La Cina è stata l’epicentro della pandemia. Tuttavia, il sistema cinese si sta dimostrando — almeno in apparenza — molto dinamico: la maggior parte delle aziende sono tornate a lavorare e i morti si sono azzerati. Questo vuol dire qualcosa per noi occidentali? Ci sarà un cambiamento negli equilibri tra mondo occidentale e Cina dopo l’emergenza?

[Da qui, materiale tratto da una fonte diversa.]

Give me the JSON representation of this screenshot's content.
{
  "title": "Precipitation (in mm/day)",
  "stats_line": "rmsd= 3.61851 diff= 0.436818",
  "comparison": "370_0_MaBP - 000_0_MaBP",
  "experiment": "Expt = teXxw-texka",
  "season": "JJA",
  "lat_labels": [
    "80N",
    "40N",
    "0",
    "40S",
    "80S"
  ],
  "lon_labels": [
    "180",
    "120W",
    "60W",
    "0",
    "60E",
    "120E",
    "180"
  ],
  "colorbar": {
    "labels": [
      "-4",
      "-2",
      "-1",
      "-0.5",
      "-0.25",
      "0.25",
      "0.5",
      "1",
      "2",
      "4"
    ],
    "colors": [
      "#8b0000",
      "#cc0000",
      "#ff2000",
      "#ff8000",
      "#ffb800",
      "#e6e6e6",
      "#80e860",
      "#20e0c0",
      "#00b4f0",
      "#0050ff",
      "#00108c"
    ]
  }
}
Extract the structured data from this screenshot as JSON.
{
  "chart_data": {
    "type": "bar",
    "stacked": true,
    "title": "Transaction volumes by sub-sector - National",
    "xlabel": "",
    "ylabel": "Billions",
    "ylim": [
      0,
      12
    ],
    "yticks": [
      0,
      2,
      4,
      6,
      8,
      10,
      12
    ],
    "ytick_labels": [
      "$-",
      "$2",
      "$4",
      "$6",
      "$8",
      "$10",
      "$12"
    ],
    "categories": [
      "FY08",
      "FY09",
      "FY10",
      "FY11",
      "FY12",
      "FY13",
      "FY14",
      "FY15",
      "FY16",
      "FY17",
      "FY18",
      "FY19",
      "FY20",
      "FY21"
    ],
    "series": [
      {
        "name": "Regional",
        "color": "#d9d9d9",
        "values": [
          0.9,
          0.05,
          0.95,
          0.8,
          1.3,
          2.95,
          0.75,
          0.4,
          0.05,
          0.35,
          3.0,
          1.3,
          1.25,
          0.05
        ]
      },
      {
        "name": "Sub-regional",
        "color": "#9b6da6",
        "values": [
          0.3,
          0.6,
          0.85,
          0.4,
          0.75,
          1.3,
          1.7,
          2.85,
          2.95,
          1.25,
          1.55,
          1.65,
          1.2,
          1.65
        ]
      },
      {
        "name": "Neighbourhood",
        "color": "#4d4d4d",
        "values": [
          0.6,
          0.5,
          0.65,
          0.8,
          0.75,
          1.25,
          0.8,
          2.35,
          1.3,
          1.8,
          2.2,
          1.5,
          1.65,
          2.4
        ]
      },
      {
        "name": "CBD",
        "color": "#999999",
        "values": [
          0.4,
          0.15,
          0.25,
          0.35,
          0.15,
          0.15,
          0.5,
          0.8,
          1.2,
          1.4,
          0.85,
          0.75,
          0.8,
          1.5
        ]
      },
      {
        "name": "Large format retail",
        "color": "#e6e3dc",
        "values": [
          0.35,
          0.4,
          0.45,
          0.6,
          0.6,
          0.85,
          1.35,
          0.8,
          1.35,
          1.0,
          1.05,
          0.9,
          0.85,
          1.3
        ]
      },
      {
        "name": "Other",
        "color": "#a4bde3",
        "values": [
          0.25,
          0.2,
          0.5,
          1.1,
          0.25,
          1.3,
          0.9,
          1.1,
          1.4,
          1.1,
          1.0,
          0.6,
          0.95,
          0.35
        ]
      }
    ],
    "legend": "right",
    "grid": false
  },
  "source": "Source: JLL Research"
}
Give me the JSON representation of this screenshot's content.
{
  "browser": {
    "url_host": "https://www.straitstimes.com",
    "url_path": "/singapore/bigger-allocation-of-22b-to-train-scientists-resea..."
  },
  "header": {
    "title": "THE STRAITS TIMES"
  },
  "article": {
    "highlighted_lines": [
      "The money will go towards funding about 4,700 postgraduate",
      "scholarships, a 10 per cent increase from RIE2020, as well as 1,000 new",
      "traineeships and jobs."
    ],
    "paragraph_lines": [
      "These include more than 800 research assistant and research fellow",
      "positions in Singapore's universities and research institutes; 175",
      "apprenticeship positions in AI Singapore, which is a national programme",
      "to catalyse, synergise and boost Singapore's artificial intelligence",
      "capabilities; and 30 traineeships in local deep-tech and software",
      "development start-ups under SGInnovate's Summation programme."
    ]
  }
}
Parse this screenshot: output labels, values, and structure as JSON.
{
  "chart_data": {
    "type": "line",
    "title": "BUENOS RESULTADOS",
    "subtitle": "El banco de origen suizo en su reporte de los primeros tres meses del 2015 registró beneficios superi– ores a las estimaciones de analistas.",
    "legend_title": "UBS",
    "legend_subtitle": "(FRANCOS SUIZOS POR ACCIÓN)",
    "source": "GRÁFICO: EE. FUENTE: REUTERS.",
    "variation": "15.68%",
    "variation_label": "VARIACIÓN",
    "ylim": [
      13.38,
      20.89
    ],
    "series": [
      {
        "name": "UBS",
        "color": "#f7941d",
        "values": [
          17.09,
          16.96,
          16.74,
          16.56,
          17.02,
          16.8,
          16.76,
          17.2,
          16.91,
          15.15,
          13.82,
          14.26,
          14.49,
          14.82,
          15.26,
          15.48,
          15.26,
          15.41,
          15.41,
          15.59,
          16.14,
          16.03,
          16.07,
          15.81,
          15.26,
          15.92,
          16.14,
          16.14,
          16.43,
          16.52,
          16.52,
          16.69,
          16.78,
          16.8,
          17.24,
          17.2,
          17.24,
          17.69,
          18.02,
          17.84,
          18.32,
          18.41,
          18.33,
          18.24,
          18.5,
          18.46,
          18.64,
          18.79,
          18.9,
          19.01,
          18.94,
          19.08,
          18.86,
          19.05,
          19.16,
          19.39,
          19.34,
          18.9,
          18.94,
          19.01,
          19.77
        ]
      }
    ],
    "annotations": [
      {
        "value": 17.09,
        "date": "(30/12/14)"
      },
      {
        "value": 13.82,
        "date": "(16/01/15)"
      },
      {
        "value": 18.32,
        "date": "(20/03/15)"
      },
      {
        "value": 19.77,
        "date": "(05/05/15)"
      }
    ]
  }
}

La Cina cercherà di sfruttare questa crisi e il modo catastrofico in cui il governo Trump ha gestito la pandemia sul territorio americano, e questo per ottenere la leadership mondiale come hanno fatto gli Stati Uniti di Roosevelt nel 1945. Ma bisogna ricordare una cosa: la Cina è l’origine del problema perché non ha chiuso i suoi mercati della fauna selvatica a Wuhan e Pechino nonostante le ripetute richieste dell’Oms da diversi anni. L’amministrazione cinese non ha trasmesso in modo trasparente le informazioni che alcuni medici di Wuhan possedevano, e questo ha prodotto gravi ritardi; il numero delle vittime a Wuhan è senza dubbio dieci volte superiore alle cifre ufficiali; oggi l’economia cinese è tornata attiva al 40 per cento. L’Italia ha dovuto acquistare le attrezzature mediche rese disponibili dalla Cina. Non è stata una donazione.

L’Unione europea si sta dimostrando sempre più fragile. Stiamo assistendo a un confronto tra i paesi del nord che si oppongono ai “coronabond” e quelli più colpiti dalla pandemia che li chiedono. Come uscirà l’Europa da questa emergenza?

Gli ospedali in Sassonia accolgono pazienti italiani e francesi. Sul campo esiste un’enorme solidarietà tra gli europei che contrasta con la mentalità da contabili che prevale in alcune classi dirigenti e in alcune amministrazioni dei Paesi Bassi, della Germania e di Bruxelles. È necessario emettere 1.000 miliardi di coronabond per finanziare la ricostruzione ecologica dell’Europa: è una soluzione di buon senso. La Francia sta già chiedendo, ed è giusto, la parziale cancellazione dei debiti pubblici dei paesi africani colpiti duramente dalla pandemia. Ma dovremo affrontare il problema della cancellazione del debito anche in Europa. Abbiamo già avuto colossali debiti privati prima della pandemia, ora anche i debiti pubblici stanno per aumentare notevolmente. Cercheremo di ridurli con piani di austerità? Questi piani hanno fallito nel caso della Grecia. Non dobbiamo ripetere gli stessi errori che abbiamo fatto dieci anni fa e che hanno impoverito i nostri servizi pubblici, in particolare l’assistenza sanitaria. Restano quindi due soluzioni: aumentare nuovamente le tasse o annullare i debiti pubblici. La Banca centrale europea può annullare il rimborso di titoli di debito pubblico dei paesi della zona euro che detiene nel suo bilancio. Sono 2.000 miliardi di euro. Non vi sono ostacoli tecnici a questa riduzione del debito: solo tabù ideologici.

La pandemia può segnare la fine dell’Unione europea?

La mancanza di unità dell’Europa è il sintomo di una mancanza di unità generale tra le Nazioni. Per sconfiggere il virus Sars-CoV-2 e tutte le altre pandemie che potrebbero verificarsi, è indispensabile coordinarci su scala internazionale: il mondo ha sconfitto il vaiolo negli anni ‘70 quando tutti i paesi, senza eccezione, hanno vaccinato la loro popolazione. Se solo uno avesse fallito, avremmo comunque milioni di morti ogni anno a causa del vaiolo. Lo stesso vale per il coronavirus e tutte le pandemie. La sfida che l’umanità deve affrontare oggi è quella di rompere con una globalizzazione del mercato di cui oggi misuriamo la vulnerabilità, e imparare a cooperare su scala globale per beni comuni globali, compresa la salute.